Las humildes excursiones del colegio

Los días más felices del colegio eran los de excursión y el último antes de vacaciones

Eduardo D. Vicente
15:00 • 03 mar. 2017

Lo más duro del colegio era su eterna rutina, su calendario de días idénticos, de horas interminables de explicaciones, de salidas a la pizarra, de dictados y de oraciones a coro en las que no sabíamos lo que estábamos diciendo. Había que aprender a sobrevivir en ese pantano de la cotidianidad más aburrida y aguantar las lecciones magistrales y los castigos por los deberes mal hechos. 

Lo más duro del colegio era saber que mientras nosotros pagábamos la condena del aula, fuera, en la calle, la vida seguía su curso habitual, ajena a nuestro castigo. De vez en cuando, la rutina escolar se rompía con algún acontecimiento extraordinario: la presencia del hombre que promocionaba una colección de cromos, la aparición del fotógrafo que venía a ganarse unos duros con el repetido retrato de clase o porque nos íbamos de excursión o nos sacaban a dar un paseo.  Todos los años, cuando llegaba el miércoles de ceniza, a los niños del colegio de San José nos llevaban a la Catedral, que entonces era parroquia, para que el cura nos señalara la frente con una cruz de ceniza. Era emocionante salir de la escuela a esa hora prohibida de las once de la mañana de un día de diario y conquistar ese territorio callejero que ya no volveríamos a disfrutar hasta las próximas vacaciones. 

Agarrados de la mano y en una fila rigurosamente ordenada, atravesábamos las calles con una extraña sensación en el pecho, como si fuéramos forasteros, como si aquellos lugares que eran nuestras calles de siempre, nos fueran ajenas, como si nuestro barrio fuera un escenario lejano al que llegábamos por primera vez. Las calles eran las mismas, y las tiendas, y la gente con  la que nos cruzábamos, pero nosotros éramos otros. En esos momentos en los que caminábamos hacia la iglesia envueltos en la atmósfera del colegio, éramos alumnos disciplinados que nada teníamos que ver con esos otros personajes en que nos convertíamos lejos del aula, en nuestro mundo real de plazoletas, callejones de tierra y solares. 

Una vez al año, el colegio organizaba una excursión, un pequeño viaje a algún lugar de la provincia, una escaramuza extraescolar que a nosotros nos alteraba el alma con esa sensación de felicidad y nerviosismo que te dejan los acontecimientos extraordinarios. La excursión en un autobús nos situaba en un territorio intermedio entre el rigor del colegio y la libertad de la calle. Las normas se relajaban como se relajaba también la imagen que teníamos de nuestros maestros. Ese día del viaje, el profesor aparecía sin la chaqueta, con un aspecto más deportivo y mucho más cercano, y con un talante que lo humanizaba ante nuestra mirada infantil. A don Francisco y a don José nos daban ganas de llamarles entonces Paco y Pepe.

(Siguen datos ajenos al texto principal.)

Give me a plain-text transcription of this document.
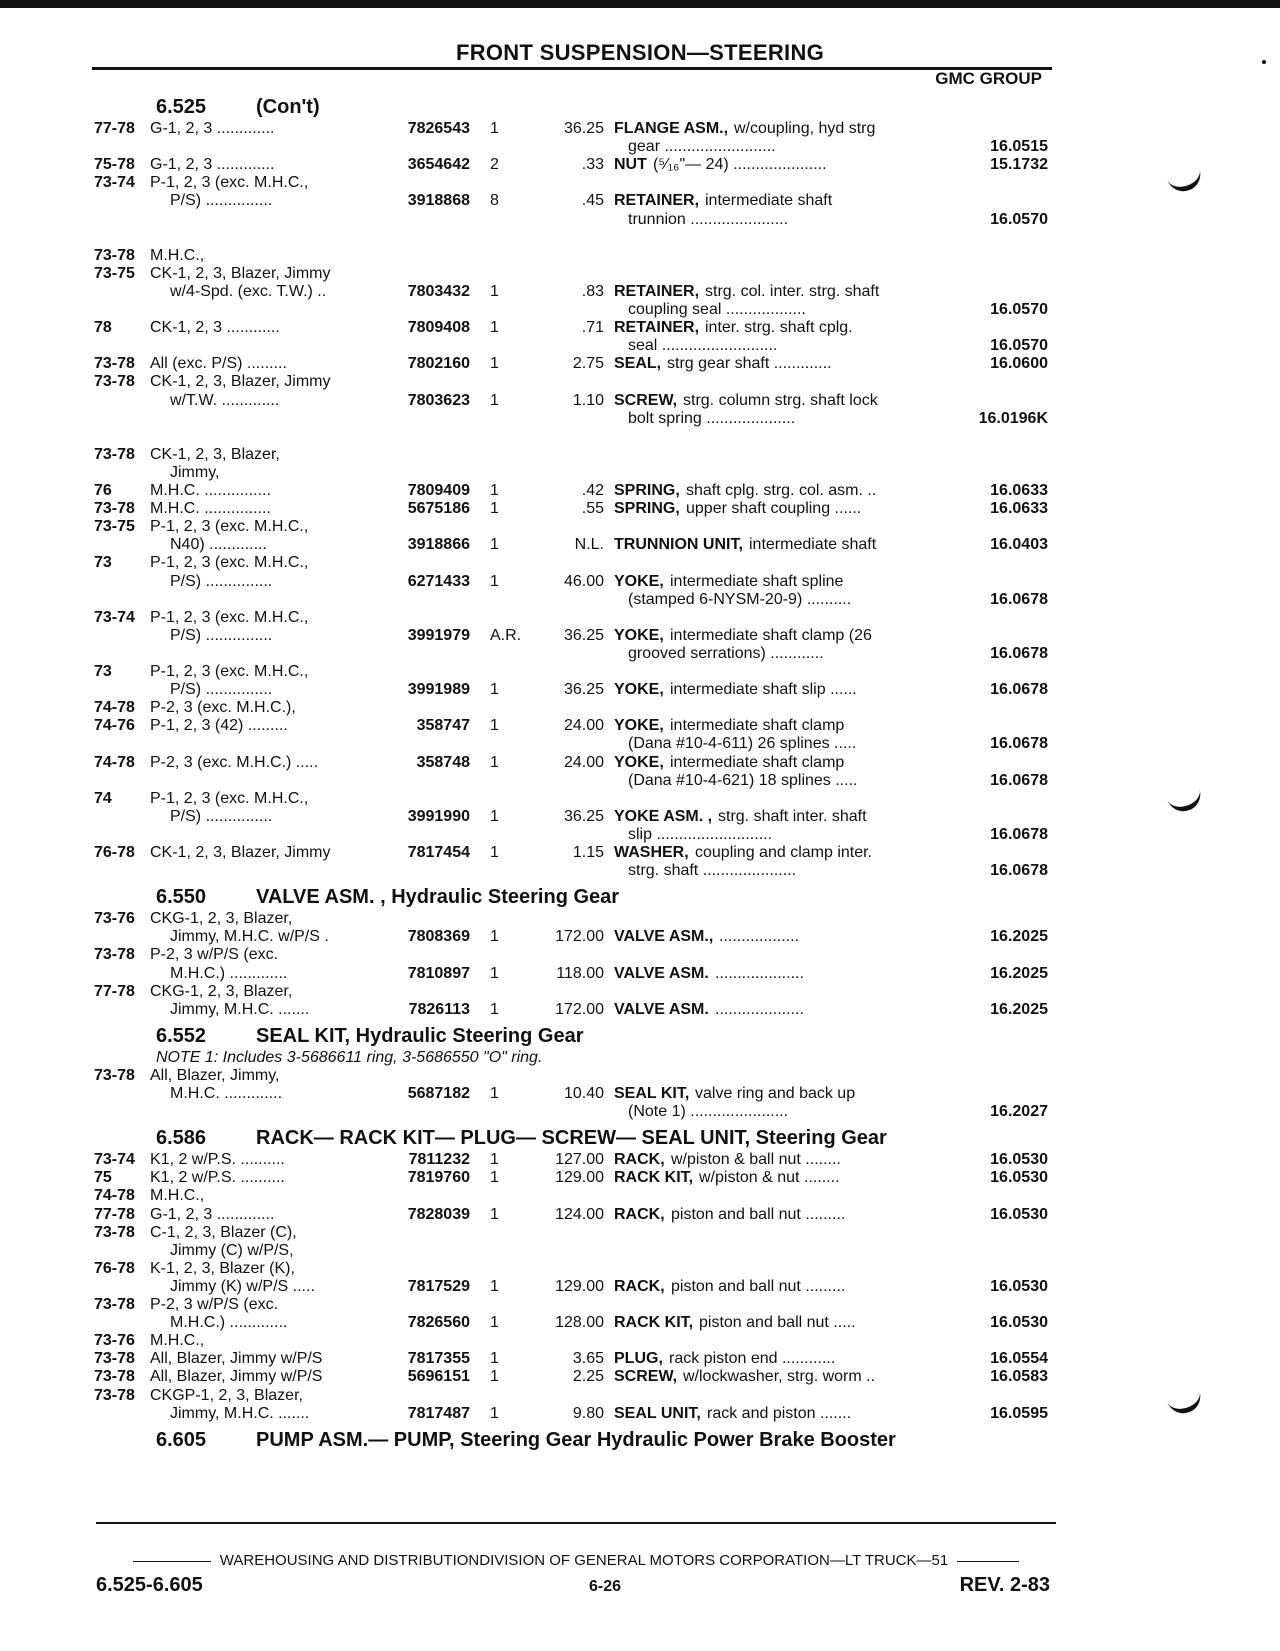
FRONT SUSPENSION—STEERING
GMC GROUP
6.525 (Con't)
77-78 G-1, 2, 3 .............	7826543 1	36.25 FLANGE ASM., w/coupling, hyd strg
gear .........................	16.0515
75-78 G-1, 2, 3 .............	3654642 2	.33 NUT (⁵⁄₁₆"— 24) .....................	15.1732
73-74 P-1, 2, 3 (exc. M.H.C.,
P/S) ...............	3918868 8	.45 RETAINER, intermediate shaft
trunnion ......................	16.0570
73-78 M.H.C.,
73-75 CK-1, 2, 3, Blazer, Jimmy
w/4-Spd. (exc. T.W.) ..	7803432 1	.83 RETAINER, strg. col. inter. strg. shaft
coupling seal ..................	16.0570
78 CK-1, 2, 3 ............	7809408 1	.71 RETAINER, inter. strg. shaft cplg.
seal ..........................	16.0570
73-78 All (exc. P/S) .........	7802160 1	2.75 SEAL, strg gear shaft .............	16.0600
73-78 CK-1, 2, 3, Blazer, Jimmy
w/T.W. .............	7803623 1	1.10 SCREW, strg. column strg. shaft lock
bolt spring ....................	16.0196K
73-78 CK-1, 2, 3, Blazer,
Jimmy,
76 M.H.C. ...............	7809409 1	.42 SPRING, shaft cplg. strg. col. asm. ..	16.0633
73-78 M.H.C. ...............	5675186 1	.55 SPRING, upper shaft coupling ......	16.0633
73-75 P-1, 2, 3 (exc. M.H.C.,
N40) .............	3918866 1	N.L. TRUNNION UNIT, intermediate shaft	16.0403
73 P-1, 2, 3 (exc. M.H.C.,
P/S) ...............	6271433 1	46.00 YOKE, intermediate shaft spline
(stamped 6-NYSM-20-9) ..........	16.0678
73-74 P-1, 2, 3 (exc. M.H.C.,
P/S) ...............	3991979 A.R.	36.25 YOKE, intermediate shaft clamp (26
grooved serrations) ............	16.0678
73 P-1, 2, 3 (exc. M.H.C.,
P/S) ...............	3991989 1	36.25 YOKE, intermediate shaft slip ......	16.0678
74-78 P-2, 3 (exc. M.H.C.),
74-76 P-1, 2, 3 (42) .........	358747 1	24.00 YOKE, intermediate shaft clamp
(Dana #10-4-611) 26 splines .....	16.0678
74-78 P-2, 3 (exc. M.H.C.) .....	358748 1	24.00 YOKE, intermediate shaft clamp
(Dana #10-4-621) 18 splines .....	16.0678
74 P-1, 2, 3 (exc. M.H.C.,
P/S) ...............	3991990 1	36.25 YOKE ASM. , strg. shaft inter. shaft
slip ..........................	16.0678
76-78 CK-1, 2, 3, Blazer, Jimmy	7817454 1	1.15 WASHER, coupling and clamp inter.
strg. shaft .....................	16.0678
6.550 VALVE ASM. , Hydraulic Steering Gear
73-76 CKG-1, 2, 3, Blazer,
Jimmy, M.H.C. w/P/S .	7808369 1	172.00 VALVE ASM., ..................	16.2025
73-78 P-2, 3 w/P/S (exc.
M.H.C.) .............	7810897 1	118.00 VALVE ASM. ....................	16.2025
77-78 CKG-1, 2, 3, Blazer,
Jimmy, M.H.C. .......	7826113 1	172.00 VALVE ASM. ....................	16.2025
6.552 SEAL KIT, Hydraulic Steering Gear
NOTE 1: Includes 3-5686611 ring, 3-5686550 "O" ring.
73-78 All, Blazer, Jimmy,
M.H.C. .............	5687182 1	10.40 SEAL KIT, valve ring and back up
(Note 1) ......................	16.2027
6.586 RACK— RACK KIT— PLUG— SCREW— SEAL UNIT, Steering Gear
73-74 K1, 2 w/P.S. ..........	7811232 1	127.00 RACK, w/piston & ball nut ........	16.0530
75 K1, 2 w/P.S. ..........	7819760 1	129.00 RACK KIT, w/piston & nut ........	16.0530
74-78 M.H.C.,
77-78 G-1, 2, 3 .............	7828039 1	124.00 RACK, piston and ball nut .........	16.0530
73-78 C-1, 2, 3, Blazer (C),
Jimmy (C) w/P/S,
76-78 K-1, 2, 3, Blazer (K),
Jimmy (K) w/P/S .....	7817529 1	129.00 RACK, piston and ball nut .........	16.0530
73-78 P-2, 3 w/P/S (exc.
M.H.C.) .............	7826560 1	128.00 RACK KIT, piston and ball nut .....	16.0530
73-76 M.H.C.,
73-78 All, Blazer, Jimmy w/P/S	7817355 1	3.65 PLUG, rack piston end ............	16.0554
73-78 All, Blazer, Jimmy w/P/S	5696151 1	2.25 SCREW, w/lockwasher, strg. worm ..	16.0583
73-78 CKGP-1, 2, 3, Blazer,
Jimmy, M.H.C. .......	7817487 1	9.80 SEAL UNIT, rack and piston .......	16.0595
6.605 PUMP ASM.— PUMP, Steering Gear Hydraulic Power Brake Booster
WAREHOUSING AND DISTRIBUTIONDIVISION OF GENERAL MOTORS CORPORATION—LT TRUCK—51
6.525-6.605	6-26	REV. 2-83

Recuerdo aquellos autocares de los primeros años setenta con la luna delantera adornada de pequeños banderines a modo de trofeos que los conductores iban conquistando por todas las ciudades que visitaban. Recuerdo esa sensación de soledad de las carreteras desiertas y mal asfaltadas, y la impresión de aventura que significaba atravesar desde la altura de nuestros asientos la profundidad del puente de Rioja.

Ir de excursión, salir de paseo a que nos pusieran la ceniza, o al cine el día del patrón del colegio, eran grandes acontecimientos que nos sacaban de la monotonía del colegio,  donde eran escasos los días de felicidad. En ese otro calendario de fechas felices estaban también los últimos días de escuela antes de las vacaciones. Destacaba de forma especial la mañana en la que cortábamos las clases para empezar las fiestas navideñas. Mirando hacia atrás creo que eso que llaman espíritu de la Navidad tiene que ver mucho con el estado de alegría permanente en el que vivíamos aquel último día de clase cuando aparcábamos los libros y nos dedicábamos a visitar el Belén que habían construido los mayores y a cantar aquellos viejos villancicos de los que nunca entendimos bien la letra, pero que nosotros nos aprendíamos de memoria.